2. Remove the Fitting
Next, you will need to remove the fitting from the inside of the pipe. To do this, use the blade to score the pipe in two places. On the inside of the fitting, make two cuts that are about an inch apart. Use a screwdriver for popping out the fitting. If it breaks, it's okay. Just slide the screwdriver under the other pieces to pop them out.
3. Grind Down the Pipe, If Necessary
Sometimes the flange is too high because the attached pipe extends above the floor. If this is the case, you will need to use a PVC saw to grind down the pipe until it is even with the floor.
4. Install the New Flange
When purchasing a new flange, try to find one with a water-tight seal. To install the new flange, just insert it into the pipe. Then drill four holes into the floor to secure the flange. Lastly, replace the toilet onto the flange and tighten the nuts to secure it into place.
Raise the Floor
As a last resort, you can always raise the floor of your bathroom. However, this method can be expensive, time-consuming, and may involve temporarily removing other bathroom fixtures as well. This may be a method you want to try only if you're planning on remodeling your bathroom anyway. If this sounds like a good option for you, here is what you'll need to do.
- Remove the toilet.
- Measure the flange's height above the floor.
- Purchase tile or another flooring that has the same thickness as the measurement you took.
- Remove the old flooring.
- Lay down the new flooring.
Watch the video below to learn how to replace bathroom tile.
See More: How To Remove Bathroom Tiles (7 Steps)
What Does A Toilet Flange Do?
When repairing your toilet flange, you may be wondering what its purpose is. The toilet flange helps to secure the toilet to the drainpipe on the floor. Screws or bolts help to secure the flange to the floor, while a wax ring or rubber gasket helps to seal the flange to the toilet, eliminating water leaks. Since toilets were traditionally called water closets, you may hear a toilet flange referred to as a closet flange.
How Long Does A Toilet Flange Last?
There's no definite length of time for how long a toilet flange should last. But as long as the toilet flange is installed properly, meaning it is secure and level with the floor, it should last a long time. Most toilets, including flanges, can last up to 30 years.

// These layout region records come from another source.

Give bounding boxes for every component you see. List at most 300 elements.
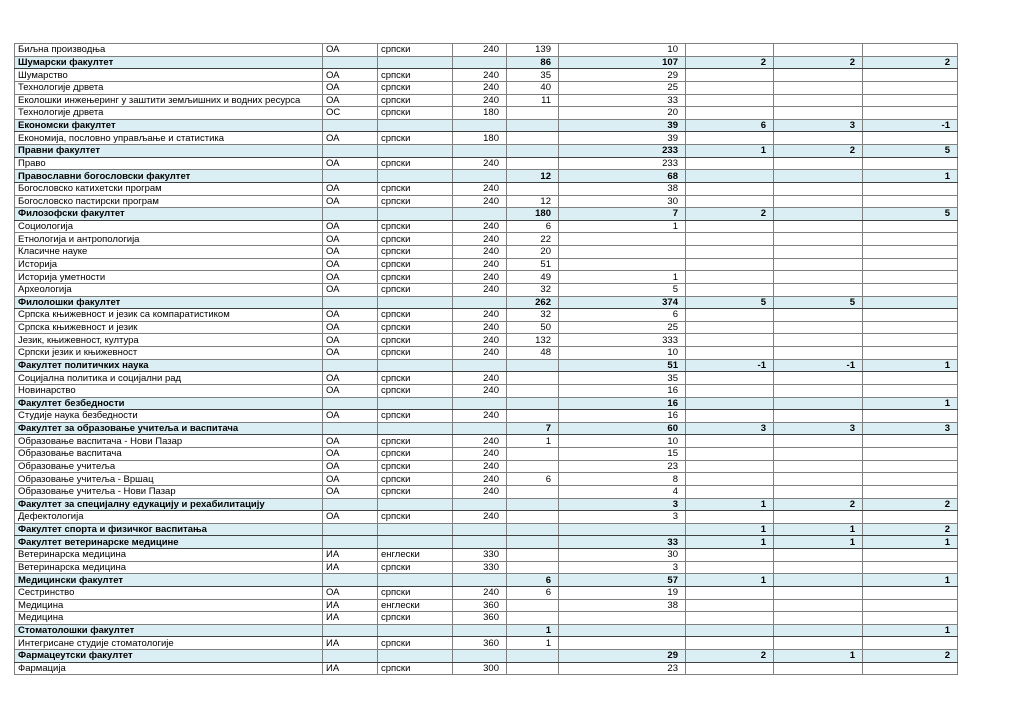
cell-study-type <box>323 170 378 183</box>
cell-value5: 1 <box>863 397 958 410</box>
cell-value3 <box>686 637 774 650</box>
cell-name: Образовање учитеља - Нови Пазар <box>15 485 323 498</box>
cell-language: српски <box>378 258 453 271</box>
program-row <box>15 107 958 120</box>
cell-name: Образовање васпитача - Нови Пазар <box>15 435 323 448</box>
cell-value1 <box>507 359 559 372</box>
cell-espb: 240 <box>453 410 507 423</box>
cell-name: Технологије дрвета <box>15 81 323 94</box>
cell-value1: 6 <box>507 574 559 587</box>
cell-language: српски <box>378 372 453 385</box>
cell-value1: 51 <box>507 258 559 271</box>
cell-language: енглески <box>378 549 453 562</box>
cell-value1: 48 <box>507 347 559 360</box>
cell-value1 <box>507 523 559 536</box>
cell-value5 <box>863 296 958 309</box>
program-row <box>15 258 958 271</box>
cell-value2: 10 <box>559 347 686 360</box>
cell-language: српски <box>378 94 453 107</box>
cell-value1 <box>507 549 559 562</box>
cell-value1: 11 <box>507 94 559 107</box>
cell-espb: 240 <box>453 283 507 296</box>
cell-espb: 240 <box>453 435 507 448</box>
cell-name: Стоматолошки факултет <box>15 624 323 637</box>
cell-study-type: ОС <box>323 107 378 120</box>
cell-value4 <box>774 410 863 423</box>
program-row <box>15 662 958 675</box>
cell-name: Економски факултет <box>15 119 323 132</box>
cell-study-type: ОА <box>323 321 378 334</box>
cell-value5 <box>863 309 958 322</box>
cell-espb: 240 <box>453 384 507 397</box>
cell-value5 <box>863 662 958 675</box>
cell-value1: 12 <box>507 170 559 183</box>
cell-name: Фармацеутски факултет <box>15 650 323 663</box>
cell-value5 <box>863 435 958 448</box>
cell-value4 <box>774 574 863 587</box>
cell-value1 <box>507 119 559 132</box>
cell-name: Социјална политика и социјални рад <box>15 372 323 385</box>
cell-value1 <box>507 599 559 612</box>
cell-value3 <box>686 586 774 599</box>
cell-value2: 33 <box>559 94 686 107</box>
cell-name: Археологија <box>15 283 323 296</box>
program-row <box>15 334 958 347</box>
cell-value3: 2 <box>686 56 774 69</box>
cell-language: српски <box>378 662 453 675</box>
faculty-section-row <box>15 170 958 183</box>
cell-value4 <box>774 586 863 599</box>
cell-value3 <box>686 220 774 233</box>
cell-value5 <box>863 511 958 524</box>
cell-value2: 25 <box>559 321 686 334</box>
cell-espb: 180 <box>453 132 507 145</box>
cell-value3: 1 <box>686 145 774 158</box>
cell-study-type: ОА <box>323 283 378 296</box>
cell-value2: 51 <box>559 359 686 372</box>
cell-name: Филозофски факултет <box>15 208 323 221</box>
program-row <box>15 182 958 195</box>
faculty-section-row <box>15 498 958 511</box>
cell-value3 <box>686 182 774 195</box>
cell-value4 <box>774 81 863 94</box>
program-row <box>15 309 958 322</box>
cell-language: српски <box>378 69 453 82</box>
faculty-section-row <box>15 650 958 663</box>
cell-name: Технологије дрвета <box>15 107 323 120</box>
cell-study-type: ОА <box>323 246 378 259</box>
cell-value1: 35 <box>507 69 559 82</box>
faculty-section-row <box>15 296 958 309</box>
program-row <box>15 220 958 233</box>
cell-language: српски <box>378 561 453 574</box>
cell-study-type: ОА <box>323 157 378 170</box>
cell-espb: 240 <box>453 182 507 195</box>
cell-study-type: ОА <box>323 473 378 486</box>
cell-value3 <box>686 624 774 637</box>
cell-value1 <box>507 536 559 549</box>
cell-espb <box>453 498 507 511</box>
cell-value1: 50 <box>507 321 559 334</box>
cell-espb: 330 <box>453 561 507 574</box>
cell-value3 <box>686 170 774 183</box>
cell-espb <box>453 56 507 69</box>
program-row <box>15 372 958 385</box>
cell-espb <box>453 208 507 221</box>
cell-language: српски <box>378 511 453 524</box>
cell-value3 <box>686 334 774 347</box>
cell-value3 <box>686 233 774 246</box>
cell-value3 <box>686 347 774 360</box>
cell-study-type: ИА <box>323 612 378 625</box>
cell-name: Ветеринарска медицина <box>15 549 323 562</box>
cell-value5: 2 <box>863 650 958 663</box>
cell-value1 <box>507 498 559 511</box>
cell-value2: 374 <box>559 296 686 309</box>
cell-study-type <box>323 296 378 309</box>
program-row <box>15 511 958 524</box>
cell-value2: 107 <box>559 56 686 69</box>
cell-name: Историја <box>15 258 323 271</box>
cell-value3 <box>686 94 774 107</box>
cell-study-type: ИА <box>323 599 378 612</box>
cell-study-type <box>323 359 378 372</box>
cell-value3: 1 <box>686 536 774 549</box>
cell-espb <box>453 119 507 132</box>
cell-value2 <box>559 233 686 246</box>
cell-value2: 38 <box>559 599 686 612</box>
cell-language <box>378 650 453 663</box>
cell-value4 <box>774 220 863 233</box>
faculties-programs-table <box>14 43 958 675</box>
cell-espb: 360 <box>453 612 507 625</box>
cell-espb: 240 <box>453 246 507 259</box>
program-row <box>15 132 958 145</box>
cell-study-type: ОА <box>323 94 378 107</box>
cell-value3: -1 <box>686 359 774 372</box>
cell-name: Факултет спорта и физичког васпитања <box>15 523 323 536</box>
cell-study-type: ИА <box>323 561 378 574</box>
cell-value2: 7 <box>559 208 686 221</box>
cell-name: Факултет безбедности <box>15 397 323 410</box>
cell-study-type <box>323 574 378 587</box>
cell-name: Шумарство <box>15 69 323 82</box>
cell-value2: 23 <box>559 662 686 675</box>
cell-value4 <box>774 473 863 486</box>
cell-value1 <box>507 397 559 410</box>
cell-language: српски <box>378 44 453 57</box>
cell-value5: 1 <box>863 574 958 587</box>
cell-study-type: ОА <box>323 69 378 82</box>
cell-language: српски <box>378 157 453 170</box>
cell-value3 <box>686 107 774 120</box>
cell-value4: 2 <box>774 145 863 158</box>
cell-name: Српска књижевност и језик са компаратистиком <box>15 309 323 322</box>
program-row <box>15 599 958 612</box>
cell-value4 <box>774 435 863 448</box>
cell-study-type: ОА <box>323 220 378 233</box>
spreadsheet-area <box>14 43 958 675</box>
cell-language <box>378 359 453 372</box>
cell-value1: 262 <box>507 296 559 309</box>
faculty-section-row <box>15 536 958 549</box>
cell-value5 <box>863 258 958 271</box>
cell-value2: 4 <box>559 485 686 498</box>
cell-language <box>378 397 453 410</box>
cell-value4 <box>774 384 863 397</box>
cell-value2: 1 <box>559 271 686 284</box>
cell-value3 <box>686 397 774 410</box>
cell-value2: 23 <box>559 460 686 473</box>
cell-study-type: ОА <box>323 309 378 322</box>
cell-espb <box>453 397 507 410</box>
cell-value1 <box>507 157 559 170</box>
program-row <box>15 549 958 562</box>
cell-name: Фармација <box>15 662 323 675</box>
cell-value1 <box>507 511 559 524</box>
cell-value3 <box>686 485 774 498</box>
cell-value3 <box>686 372 774 385</box>
cell-name: Ветеринарска медицина <box>15 561 323 574</box>
cell-value4: 2 <box>774 56 863 69</box>
cell-espb: 330 <box>453 549 507 562</box>
cell-value4 <box>774 208 863 221</box>
cell-value2: 60 <box>559 422 686 435</box>
cell-language: српски <box>378 182 453 195</box>
cell-language: српски <box>378 473 453 486</box>
cell-value3 <box>686 321 774 334</box>
faculty-section-row <box>15 624 958 637</box>
cell-value5: 5 <box>863 208 958 221</box>
cell-value5 <box>863 69 958 82</box>
cell-value4 <box>774 182 863 195</box>
cell-value3: 1 <box>686 498 774 511</box>
cell-value4 <box>774 549 863 562</box>
cell-name: Новинарство <box>15 384 323 397</box>
cell-value2: 29 <box>559 69 686 82</box>
cell-value2: 19 <box>559 586 686 599</box>
cell-value5: -1 <box>863 119 958 132</box>
cell-value5 <box>863 485 958 498</box>
cell-study-type: ОА <box>323 485 378 498</box>
cell-value3 <box>686 511 774 524</box>
cell-value5 <box>863 612 958 625</box>
cell-value1 <box>507 662 559 675</box>
cell-language <box>378 498 453 511</box>
cell-value4 <box>774 132 863 145</box>
cell-value2: 1 <box>559 220 686 233</box>
cell-value5: 1 <box>863 624 958 637</box>
cell-name: Српска књижевност и језик <box>15 321 323 334</box>
cell-value2: 35 <box>559 372 686 385</box>
cell-study-type: ОА <box>323 81 378 94</box>
cell-value2: 30 <box>559 195 686 208</box>
cell-language: српски <box>378 81 453 94</box>
cell-study-type: ОА <box>323 384 378 397</box>
cell-study-type: ИА <box>323 662 378 675</box>
cell-study-type <box>323 422 378 435</box>
cell-espb <box>453 624 507 637</box>
cell-espb: 240 <box>453 309 507 322</box>
cell-value3: 1 <box>686 523 774 536</box>
cell-name: Филолошки факултет <box>15 296 323 309</box>
program-row <box>15 321 958 334</box>
cell-value3: 6 <box>686 119 774 132</box>
cell-study-type: ИА <box>323 637 378 650</box>
cell-value3 <box>686 460 774 473</box>
cell-value4: 1 <box>774 536 863 549</box>
cell-language: српски <box>378 334 453 347</box>
faculty-section-row <box>15 119 958 132</box>
cell-value3 <box>686 599 774 612</box>
faculty-section-row <box>15 208 958 221</box>
cell-espb <box>453 170 507 183</box>
cell-name: Медицина <box>15 612 323 625</box>
cell-espb: 240 <box>453 347 507 360</box>
cell-value1 <box>507 485 559 498</box>
cell-value2: 33 <box>559 536 686 549</box>
cell-study-type <box>323 523 378 536</box>
cell-value3: 3 <box>686 422 774 435</box>
program-row <box>15 612 958 625</box>
cell-value2: 38 <box>559 182 686 195</box>
cell-value1 <box>507 460 559 473</box>
cell-value2 <box>559 624 686 637</box>
cell-value5 <box>863 246 958 259</box>
cell-value3: 1 <box>686 574 774 587</box>
cell-espb <box>453 422 507 435</box>
cell-value5 <box>863 460 958 473</box>
cell-study-type: ОА <box>323 372 378 385</box>
cell-name: Образовање учитеља <box>15 460 323 473</box>
cell-value5 <box>863 473 958 486</box>
cell-name: Језик, књижевност, култура <box>15 334 323 347</box>
cell-language: српски <box>378 220 453 233</box>
cell-value4 <box>774 511 863 524</box>
cell-value4 <box>774 309 863 322</box>
cell-value5 <box>863 195 958 208</box>
cell-value5 <box>863 347 958 360</box>
cell-espb: 240 <box>453 81 507 94</box>
cell-study-type: ОА <box>323 271 378 284</box>
cell-study-type <box>323 498 378 511</box>
cell-value2 <box>559 246 686 259</box>
cell-value2 <box>559 523 686 536</box>
cell-name: Православни богословски факултет <box>15 170 323 183</box>
cell-value5 <box>863 233 958 246</box>
cell-value5 <box>863 107 958 120</box>
cell-value2: 3 <box>559 511 686 524</box>
cell-espb: 240 <box>453 157 507 170</box>
cell-value2: 30 <box>559 549 686 562</box>
cell-value5 <box>863 410 958 423</box>
program-row <box>15 410 958 423</box>
cell-value4 <box>774 94 863 107</box>
cell-study-type: ОА <box>323 435 378 448</box>
cell-name: Шумарски факултет <box>15 56 323 69</box>
cell-value5: 5 <box>863 145 958 158</box>
cell-value1: 6 <box>507 220 559 233</box>
cell-language <box>378 119 453 132</box>
cell-study-type: ОА <box>323 44 378 57</box>
cell-study-type <box>323 624 378 637</box>
cell-language: српски <box>378 637 453 650</box>
cell-espb: 240 <box>453 473 507 486</box>
cell-value1 <box>507 107 559 120</box>
cell-value4 <box>774 485 863 498</box>
cell-language: енглески <box>378 599 453 612</box>
cell-language: српски <box>378 195 453 208</box>
cell-study-type <box>323 145 378 158</box>
cell-study-type: ОА <box>323 460 378 473</box>
cell-value3 <box>686 132 774 145</box>
cell-value5 <box>863 271 958 284</box>
cell-language <box>378 536 453 549</box>
cell-value1: 86 <box>507 56 559 69</box>
cell-espb: 240 <box>453 220 507 233</box>
cell-name: Социологија <box>15 220 323 233</box>
cell-value2: 25 <box>559 81 686 94</box>
cell-espb: 240 <box>453 233 507 246</box>
cell-language: српски <box>378 309 453 322</box>
program-row <box>15 271 958 284</box>
cell-espb <box>453 523 507 536</box>
cell-name: Дефектологија <box>15 511 323 524</box>
cell-study-type: ОА <box>323 258 378 271</box>
cell-language <box>378 523 453 536</box>
cell-language: српски <box>378 586 453 599</box>
cell-value3 <box>686 662 774 675</box>
cell-espb: 240 <box>453 258 507 271</box>
cell-value2: 39 <box>559 119 686 132</box>
cell-language <box>378 208 453 221</box>
cell-espb <box>453 574 507 587</box>
cell-value4 <box>774 195 863 208</box>
cell-value5 <box>863 283 958 296</box>
cell-value3: 2 <box>686 650 774 663</box>
cell-value4: 1 <box>774 650 863 663</box>
cell-value3 <box>686 384 774 397</box>
faculties-programs-table-body <box>15 44 958 675</box>
cell-value3: 2 <box>686 208 774 221</box>
cell-value5 <box>863 132 958 145</box>
cell-language: српски <box>378 107 453 120</box>
cell-value4 <box>774 599 863 612</box>
cell-value5: 3 <box>863 422 958 435</box>
cell-name: Историја уметности <box>15 271 323 284</box>
cell-value4 <box>774 258 863 271</box>
cell-espb: 240 <box>453 94 507 107</box>
cell-study-type: ОА <box>323 233 378 246</box>
cell-language: српски <box>378 283 453 296</box>
cell-language <box>378 145 453 158</box>
cell-value2: 20 <box>559 107 686 120</box>
cell-value3 <box>686 612 774 625</box>
cell-value3 <box>686 258 774 271</box>
faculty-section-row <box>15 523 958 536</box>
cell-study-type <box>323 208 378 221</box>
cell-value2: 39 <box>559 132 686 145</box>
cell-language: српски <box>378 410 453 423</box>
cell-language: српски <box>378 485 453 498</box>
cell-name: Медицина <box>15 599 323 612</box>
cell-value4 <box>774 561 863 574</box>
cell-value1: 180 <box>507 208 559 221</box>
cell-value1 <box>507 384 559 397</box>
cell-value3 <box>686 69 774 82</box>
program-row <box>15 637 958 650</box>
cell-value1 <box>507 132 559 145</box>
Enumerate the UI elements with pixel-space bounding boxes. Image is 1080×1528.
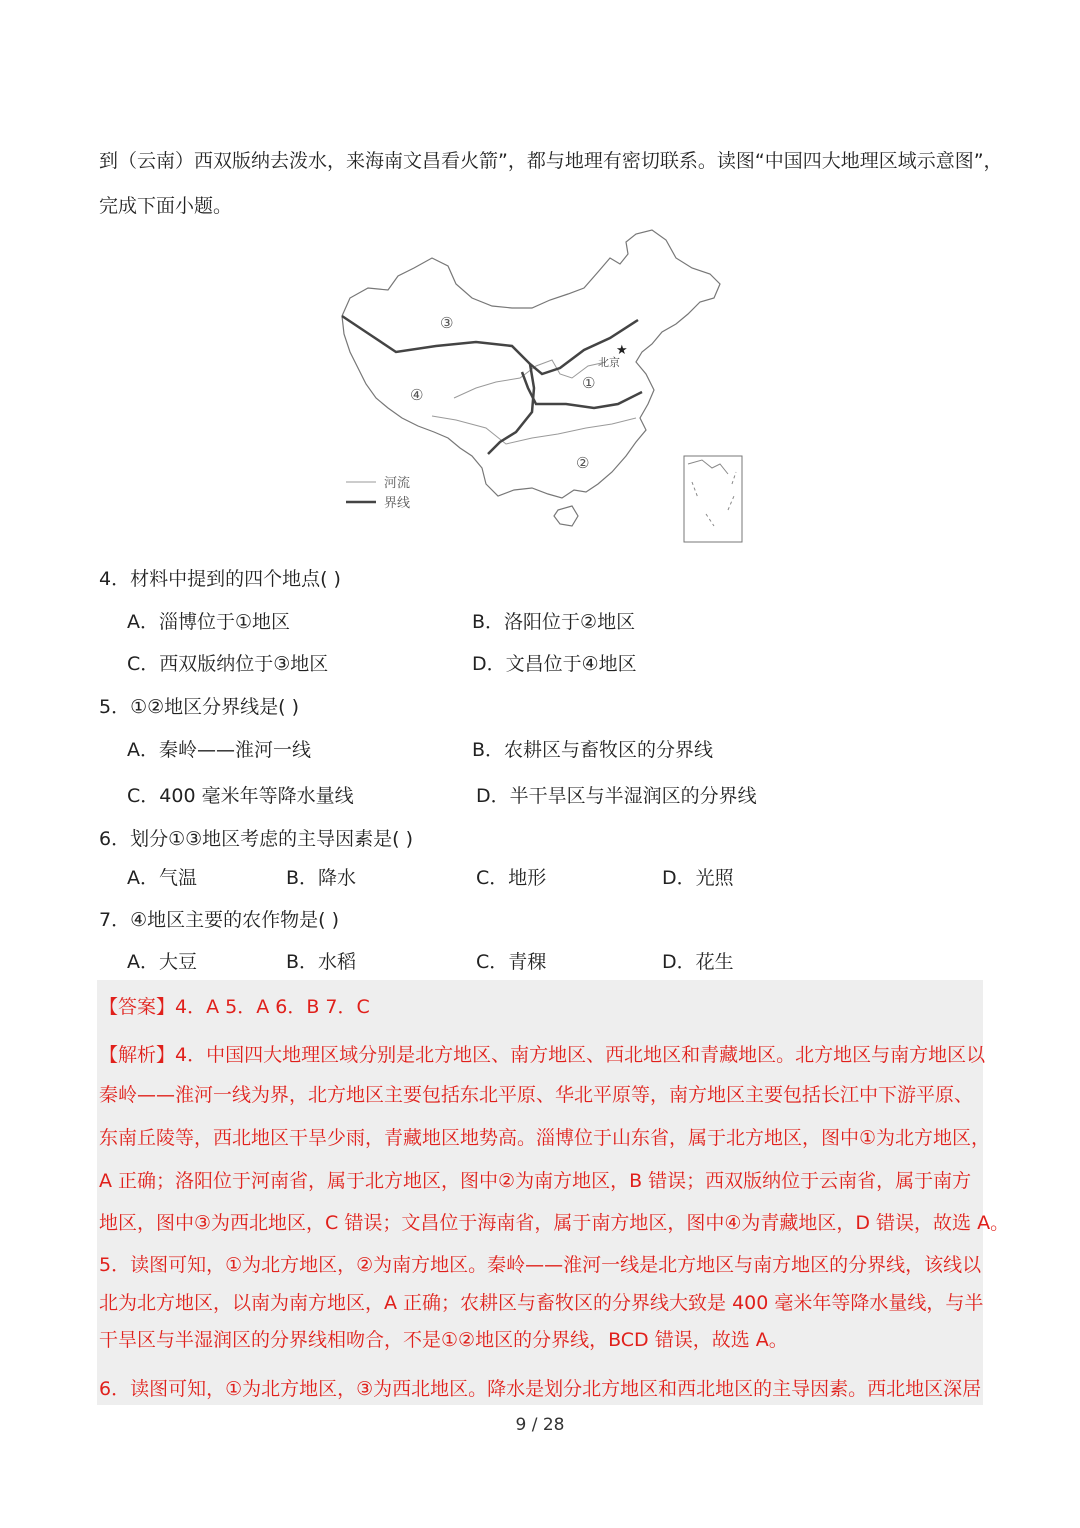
- south-china-sea-inset: [684, 456, 742, 542]
- beijing-label: 北京: [598, 356, 620, 369]
- question-5-option-d[interactable]: D．半干旱区与半湿润区的分界线: [476, 785, 757, 807]
- analysis-text-1: 4．中国四大地理区域分别是北方地区、南方地区、西北地区和青藏地区。北方地区与南方地区以: [175, 1044, 986, 1066]
- question-4-option-d[interactable]: D．文昌位于④地区: [472, 653, 637, 675]
- analysis-line-7: 北为北方地区，以南为南方地区，A 正确；农耕区与畜牧区的分界线大致是 400 毫米年等降水量线，与半: [99, 1292, 984, 1314]
- boundary-qinghai-tibet: [488, 364, 534, 454]
- question-4-option-b[interactable]: B．洛阳位于②地区: [472, 611, 636, 633]
- boundary-north: [342, 316, 638, 374]
- yangtze-river: [432, 416, 636, 444]
- region-label-4: ④: [410, 386, 424, 404]
- question-4-stem: 4．材料中提到的四个地点( ): [99, 568, 341, 590]
- question-5-option-b[interactable]: B．农耕区与畜牧区的分界线: [472, 739, 714, 761]
- intro-line-2: 完成下面小题。: [99, 195, 233, 217]
- question-4-option-c[interactable]: C．西双版纳位于③地区: [127, 653, 329, 675]
- question-7-stem: 7．④地区主要的农作物是( ): [99, 909, 339, 931]
- question-7-option-b[interactable]: B．水稻: [286, 951, 357, 973]
- analysis-label: 【解析】: [99, 1044, 176, 1066]
- analysis-line-6: 5．读图可知，①为北方地区，②为南方地区。秦岭——淮河一线是北方地区与南方地区的分界线，该线以: [99, 1254, 982, 1276]
- question-6-option-b[interactable]: B．降水: [286, 867, 357, 889]
- question-5-option-c[interactable]: C．400 毫米年等降水量线: [127, 785, 354, 807]
- region-label-2: ②: [576, 454, 590, 472]
- analysis-line-3: 东南丘陵等，西北地区干旱少雨，青藏地区地势高。淄博位于山东省，属于北方地区，图中①为北方地区，: [99, 1127, 991, 1149]
- beijing-star-icon: ★: [616, 343, 628, 358]
- answer-values: 4．A 5．A 6．B 7．C: [175, 996, 370, 1018]
- analysis-line-8: 干旱区与半湿润区的分界线相吻合，不是①②地区的分界线，BCD 错误，故选 A。: [99, 1329, 788, 1351]
- question-4-option-a[interactable]: A．淄博位于①地区: [127, 611, 291, 633]
- question-6-option-a[interactable]: A．气温: [127, 867, 197, 889]
- question-5-stem: 5．①②地区分界线是( ): [99, 696, 300, 718]
- analysis-line-4: A 正确；洛阳位于河南省，属于北方地区，图中②为南方地区，B 错误；西双版纳位于云南省，属于南方: [99, 1170, 972, 1192]
- inset-dashes: [692, 472, 736, 526]
- analysis-line-5: 地区，图中③为西北地区，C 错误；文昌位于海南省，属于南方地区，图中④为青藏地区，D 错误，故选 A。: [99, 1212, 1010, 1234]
- legend-river-label: 河流: [384, 476, 411, 491]
- question-7-option-a[interactable]: A．大豆: [127, 951, 197, 973]
- question-6-option-c[interactable]: C．地形: [476, 867, 547, 889]
- analysis-line-9: 6．读图可知，①为北方地区，③为西北地区。降水是划分北方地区和西北地区的主导因素。西北地区深居: [99, 1378, 982, 1400]
- hainan-outline: [554, 506, 578, 526]
- intro-line-1: 到（云南）西双版纳去泼水，来海南文昌看火箭”，都与地理有密切联系。读图“中国四大地理区域示意图”，: [99, 150, 1003, 172]
- question-6-stem: 6．划分①③地区考虑的主导因素是( ): [99, 828, 414, 850]
- question-5-option-a[interactable]: A．秦岭——淮河一线: [127, 739, 311, 761]
- inset-coast: [688, 460, 728, 474]
- page-number: 9 / 28: [515, 1415, 565, 1435]
- question-7-option-c[interactable]: C．青稞: [476, 951, 547, 973]
- question-7-option-d[interactable]: D．花生: [662, 951, 734, 973]
- region-label-3: ③: [440, 314, 454, 332]
- analysis-line-2: 秦岭——淮河一线为界，北方地区主要包括东北平原、华北平原等，南方地区主要包括长江中下游平原、: [99, 1084, 974, 1106]
- analysis-line-1: [99, 1040, 985, 1067]
- answer-line: [99, 992, 370, 1019]
- china-regions-map: [336, 228, 746, 546]
- legend-boundary-label: 界线: [384, 496, 411, 511]
- question-6-option-d[interactable]: D．光照: [662, 867, 734, 889]
- region-label-1: ①: [582, 374, 596, 392]
- answer-label: 【答案】: [99, 996, 176, 1018]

In fact, if you notice water leaking around the base of the toilet, the most common culprit is not the toilet flange at all but the wax ring that helps to seal the toilet to the flange. The wax ring can last up to 30 years as well, but over time, it is possible for them to dry and crumble. It will need to be replaced by removing the toilet and the old wax ring, installing a new one, and putting the toilet back.
You May Also Like: How Long Do Sinks Last?
What Happens If Toilet Flange Is Broken?
Just like toilet flanges installed too high, a loose or broken toilet flange can cause the toilet to leak from the bottom. If your toilet flange is broken and leaking, you are at risk of water damage to the floor. This could cause mold, mildew, or structural damage. You may even experience flooding or a sewage smell coming from your bathroom. To repair a broken toilet flange, follow the steps above under "Replace the Whole Flange" or call a plumber.
Remember that your toilet flange could be too high if your toilet moves or leaks around the base. Repairing a toilet flange that is too high is not a hard or expensive task. You can either grout around the toilet, replace the flange, or raise the floor. If you're uncomfortable fixing it yourself or you're unsure of the problem, it's best to call in a plumber. Thanks for reading!